German self-adhesive technology specialist Herma has switched its label material used to ship material rolls worldwide to HermaCoat. This more sustainable option is made entirely from post-consumer recycled (PCR) fibers.
Herma has conducted a successful large-scale trial on its own behalf and changed the self-adhesive material in its standardized shipping labels for self-adhesive material rolls. The company produces more than one million of these so-called EPSMA roll labels each year.
‘In addition to our primary environmental goal of achieving climate neutrality in 2021, we focus our attention at all times on inconspicuous things, always with the intention of making them even more sustainable,’ commented Dr Ulli Nägele, head of development at Herma’s self-adhesive materials division.
The EPSMA roll labels on the adhesive material rolls play an essential role in ensuring a smooth logistics process. This is based on an industry-standard identification system for the automatic detection of self-adhesive roll material. The labels, which are quite large, usually contain several barcodes, for example, with information on the length, width, winding direction, and the number of splices on a roll, as well as customer data such as the order number.

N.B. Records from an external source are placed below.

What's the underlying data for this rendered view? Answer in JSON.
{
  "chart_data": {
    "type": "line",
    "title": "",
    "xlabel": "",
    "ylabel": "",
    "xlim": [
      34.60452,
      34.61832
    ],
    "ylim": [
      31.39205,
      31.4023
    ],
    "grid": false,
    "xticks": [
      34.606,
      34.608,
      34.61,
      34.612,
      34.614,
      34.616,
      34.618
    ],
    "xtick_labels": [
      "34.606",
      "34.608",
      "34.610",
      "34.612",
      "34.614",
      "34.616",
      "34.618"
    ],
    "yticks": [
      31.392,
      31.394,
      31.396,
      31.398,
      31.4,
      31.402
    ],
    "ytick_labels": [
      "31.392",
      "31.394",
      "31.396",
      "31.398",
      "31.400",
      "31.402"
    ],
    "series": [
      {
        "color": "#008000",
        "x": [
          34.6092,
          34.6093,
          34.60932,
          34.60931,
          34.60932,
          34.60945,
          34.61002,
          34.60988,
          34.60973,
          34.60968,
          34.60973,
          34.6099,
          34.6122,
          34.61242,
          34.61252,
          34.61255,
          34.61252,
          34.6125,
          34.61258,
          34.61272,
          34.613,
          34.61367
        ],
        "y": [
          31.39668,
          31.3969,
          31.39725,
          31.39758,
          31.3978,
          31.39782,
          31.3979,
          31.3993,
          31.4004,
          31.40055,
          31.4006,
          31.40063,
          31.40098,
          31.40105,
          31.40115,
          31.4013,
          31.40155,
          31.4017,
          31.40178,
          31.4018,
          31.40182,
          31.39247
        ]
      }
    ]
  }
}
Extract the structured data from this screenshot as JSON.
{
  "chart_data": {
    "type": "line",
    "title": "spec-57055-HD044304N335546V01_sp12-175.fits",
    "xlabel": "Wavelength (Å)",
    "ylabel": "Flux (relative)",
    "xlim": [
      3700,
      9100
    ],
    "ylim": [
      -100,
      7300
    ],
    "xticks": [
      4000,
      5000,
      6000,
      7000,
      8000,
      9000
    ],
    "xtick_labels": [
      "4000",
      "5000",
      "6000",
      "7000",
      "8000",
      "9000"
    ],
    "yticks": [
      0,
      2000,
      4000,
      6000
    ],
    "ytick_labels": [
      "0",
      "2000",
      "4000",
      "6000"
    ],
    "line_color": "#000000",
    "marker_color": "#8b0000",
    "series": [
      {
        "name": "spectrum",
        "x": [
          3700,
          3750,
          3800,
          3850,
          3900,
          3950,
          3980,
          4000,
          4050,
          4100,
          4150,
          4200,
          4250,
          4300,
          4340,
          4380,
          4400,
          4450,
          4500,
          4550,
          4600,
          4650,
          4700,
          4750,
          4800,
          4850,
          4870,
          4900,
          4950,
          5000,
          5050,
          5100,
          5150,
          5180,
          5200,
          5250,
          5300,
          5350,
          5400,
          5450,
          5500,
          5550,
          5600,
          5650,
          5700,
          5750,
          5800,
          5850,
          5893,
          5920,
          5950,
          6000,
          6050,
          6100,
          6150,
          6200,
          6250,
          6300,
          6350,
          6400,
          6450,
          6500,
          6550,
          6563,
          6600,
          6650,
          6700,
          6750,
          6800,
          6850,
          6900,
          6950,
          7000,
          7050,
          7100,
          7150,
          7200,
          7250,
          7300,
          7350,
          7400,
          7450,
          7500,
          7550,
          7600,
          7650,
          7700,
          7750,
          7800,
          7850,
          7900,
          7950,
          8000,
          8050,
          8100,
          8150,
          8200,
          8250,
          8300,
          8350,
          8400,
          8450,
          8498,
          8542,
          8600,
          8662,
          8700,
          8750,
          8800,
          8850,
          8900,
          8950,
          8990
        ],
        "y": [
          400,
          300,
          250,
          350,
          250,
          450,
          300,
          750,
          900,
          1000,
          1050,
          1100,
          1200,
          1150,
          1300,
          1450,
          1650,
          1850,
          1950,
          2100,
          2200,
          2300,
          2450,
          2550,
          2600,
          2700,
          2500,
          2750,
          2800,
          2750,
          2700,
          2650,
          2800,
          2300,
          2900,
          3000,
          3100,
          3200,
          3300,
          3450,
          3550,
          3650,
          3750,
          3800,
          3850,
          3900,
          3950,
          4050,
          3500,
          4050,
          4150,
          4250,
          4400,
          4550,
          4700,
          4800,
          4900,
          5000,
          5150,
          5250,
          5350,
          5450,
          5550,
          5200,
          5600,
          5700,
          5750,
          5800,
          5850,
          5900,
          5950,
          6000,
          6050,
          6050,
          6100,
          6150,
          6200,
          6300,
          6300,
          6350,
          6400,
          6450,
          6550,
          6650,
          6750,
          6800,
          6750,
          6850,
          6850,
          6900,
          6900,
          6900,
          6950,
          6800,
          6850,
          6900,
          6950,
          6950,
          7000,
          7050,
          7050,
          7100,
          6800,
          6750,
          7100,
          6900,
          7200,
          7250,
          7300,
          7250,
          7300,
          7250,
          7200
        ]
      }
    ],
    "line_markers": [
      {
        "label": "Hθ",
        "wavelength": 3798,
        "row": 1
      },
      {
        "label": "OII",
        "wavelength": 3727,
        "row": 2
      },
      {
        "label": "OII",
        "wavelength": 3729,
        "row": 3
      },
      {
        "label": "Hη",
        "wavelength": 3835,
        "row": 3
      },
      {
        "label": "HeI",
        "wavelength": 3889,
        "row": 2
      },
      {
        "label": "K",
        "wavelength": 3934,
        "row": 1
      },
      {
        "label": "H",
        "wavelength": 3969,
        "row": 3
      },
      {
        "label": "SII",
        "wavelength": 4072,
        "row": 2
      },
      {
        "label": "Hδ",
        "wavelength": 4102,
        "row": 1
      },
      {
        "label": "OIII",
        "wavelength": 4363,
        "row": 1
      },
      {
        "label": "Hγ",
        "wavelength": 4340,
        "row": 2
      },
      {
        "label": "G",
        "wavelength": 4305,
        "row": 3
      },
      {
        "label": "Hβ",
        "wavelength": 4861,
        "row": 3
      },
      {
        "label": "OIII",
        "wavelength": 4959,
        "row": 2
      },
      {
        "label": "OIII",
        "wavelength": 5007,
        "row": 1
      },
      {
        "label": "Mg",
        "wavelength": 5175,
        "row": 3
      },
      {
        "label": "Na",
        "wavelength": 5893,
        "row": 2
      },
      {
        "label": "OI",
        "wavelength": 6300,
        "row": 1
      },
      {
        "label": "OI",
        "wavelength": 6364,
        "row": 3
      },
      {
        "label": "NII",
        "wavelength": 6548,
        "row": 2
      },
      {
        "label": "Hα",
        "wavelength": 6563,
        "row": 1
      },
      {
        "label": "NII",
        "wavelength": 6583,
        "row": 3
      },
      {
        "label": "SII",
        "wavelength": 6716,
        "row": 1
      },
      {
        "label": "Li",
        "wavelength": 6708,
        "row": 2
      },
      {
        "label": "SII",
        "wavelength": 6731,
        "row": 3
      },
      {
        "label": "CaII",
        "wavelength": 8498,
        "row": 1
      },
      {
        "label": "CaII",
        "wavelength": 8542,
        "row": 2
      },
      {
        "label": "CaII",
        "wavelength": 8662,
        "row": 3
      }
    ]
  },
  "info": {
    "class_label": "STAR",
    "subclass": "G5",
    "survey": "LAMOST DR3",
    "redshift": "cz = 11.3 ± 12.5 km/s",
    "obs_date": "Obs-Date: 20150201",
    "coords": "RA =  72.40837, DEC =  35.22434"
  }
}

All barcodes must be printed in sharp definition to ensure that they remain machine-readable at every step in the supply chain. When shipping goods, the labels are also exposed to fluctuating temperatures and must adhere securely even under demanding climatic conditions. Herma has now proven that these challenges can also be met with labels made from environmentally friendly recycled material, based on its own self-adhesive material.
The HermaCoat Recycling label paper (grade 236), awarded the Blue Angel environmental quality seal, is made entirely from PCR fibers generated from household waste. According to the company, the natural white, slightly glossy coated paper is suitable for labels with multi-color printing and demonstrates excellent printing quality in thermal transfer printing. It is therefore also suited for barcodes containing variable data and high-quality multi-coloring printing, for example, for the pre-printing of company logos or product decoration.
‘For us, this change was only an initial, albeit significant, step as the total amount of material used is considerable,’ added Nägele. ‘Further internal changes are in the pipeline. After all, sometimes it's the little things we need to change to make a big difference.’